See, apparently somewhere in the early 30’s, the brain wiring all hardens up. It’s genetically determined, it takes a little longer for males than females on average, but when it shuts off, it shuts off. And that is not to say that you can’t learn anything from that point, obviously. Our brains are always capable of change. But just as our window for easy language learning closes at age 10, this window closes here. We’ll be able to learn things, but it will be harder. It’s always going to take a lot more work and conscious effort than it did right now.
And you know. She’s cheerfully telling us all this (my teacher is a dynamo of energy, I have never seen anyone so engaged and thrilled about everything) and I feel myself pulling in a little bit, trying to pull back. Because you know. She’s talking about me. She’s telling me that my brain is about to turn off. She’s telling me maybe that this amazing period of growth that I’ve had is about to end. That it’s not going to be like this forever.
I have had a really great few years. I really have changed tremendously. A number of my previous emotional patterns I have been able to address in a way that I am actually extremely proud of. I’ve made a lot of strides in my relationships, I have really figured out what I want from life in a lot of ways. It has felt like a super exciting time. So I guess I wonder if that will… stop? Like I am really happy with where I am at but not satisfied, obviously. I still have things I want to work on. Will I be able to? Do I have the patience to do this when it becomes much harder? What will that look like? Will I realize it’s happening? Am I now going to stress out about it happening?

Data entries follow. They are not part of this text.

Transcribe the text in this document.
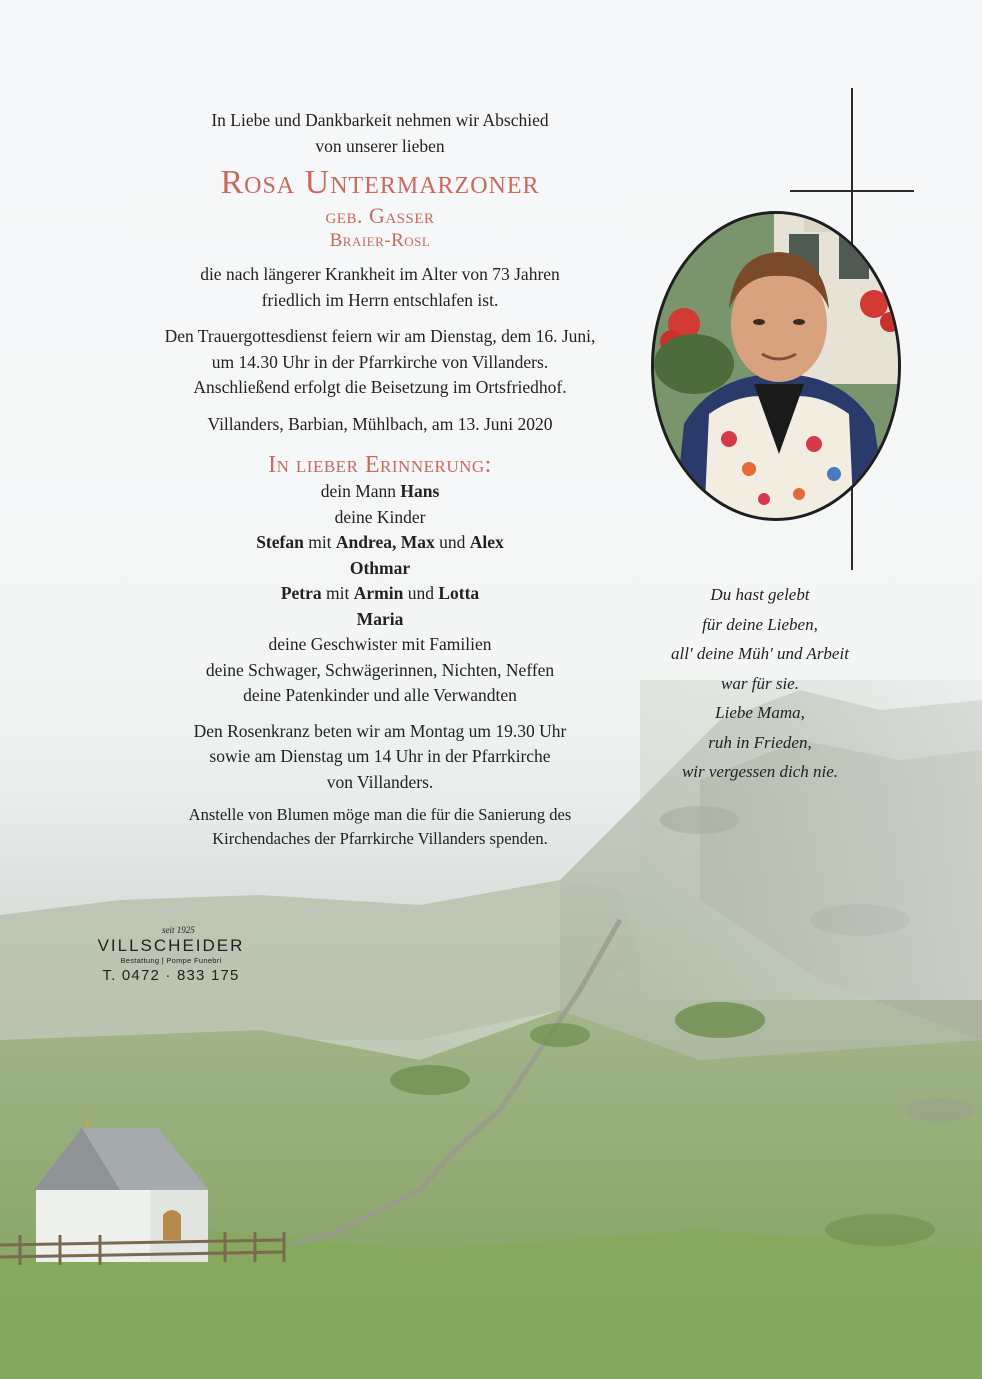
In Liebe und Dankbarkeit nehmen wir Abschied

von unserer lieben

Rosa Untermarzoner

geb. Gasser

Braier-Rosl

die nach längerer Krankheit im Alter von 73 Jahren

friedlich im Herrn entschlafen ist.

Den Trauergottesdienst feiern wir am Dienstag, dem 16. Juni,

um 14.30 Uhr in der Pfarrkirche von Villanders.

Anschließend erfolgt die Beisetzung im Ortsfriedhof.

Villanders, Barbian, Mühlbach, am 13. Juni 2020

In lieber Erinnerung:

dein Mann Hans

deine Kinder

Stefan mit Andrea, Max und Alex

Othmar

Petra mit Armin und Lotta

Maria

deine Geschwister mit Familien

deine Schwager, Schwägerinnen, Nichten, Neffen

deine Patenkinder und alle Verwandten

Den Rosenkranz beten wir am Montag um 19.30 Uhr

sowie am Dienstag um 14 Uhr in der Pfarrkirche

von Villanders.

Anstelle von Blumen möge man die für die Sanierung des

Kirchendaches der Pfarrkirche Villanders spenden.

Du hast gelebt

für deine Lieben,

all' deine Müh' und Arbeit

war für sie.

Liebe Mama,

ruh in Frieden,

wir vergessen dich nie.

seit 1925
VILLSCHEIDER
Bestattung | Pompe Funebri
T. 0472 · 833 175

I think realistically I probably will not notice. I didn’t notice when a lot of the adolescent craziness started to die down until I was able to look back on it and realize things had changed. Maybe in ten years, I’ll be able to look back at this and realize that yes, things are different but obviously I’m still working on things and moving forward because that’s what I do. At least, I hope so.
On my way home, I was trying to think rationally about the situation instead of just being frightened of it, because it has definitely been stressing me out and my teacher is a bit too intense for me to feel comfortable going to her and being like “So tell me why this shouldn’t terrify me,” at least at this point. But you know what? At least I did damn good work with the last few years if that’s what it is. I really have worked on a lot of the more serious emotional stuff I have going on. My teacher talked today about some of the major issues that are dealt with during this time being self-rewarding, self-discipline and… I don’t remember the third one. But I have definitely gotten better at understanding myself and working with at least the first two. I am happy and comfortable, I know what I want to do and I think I’ll be good at it.
Yeah. If this is the point where it gets more challenging in one way or another… it’s not the worst.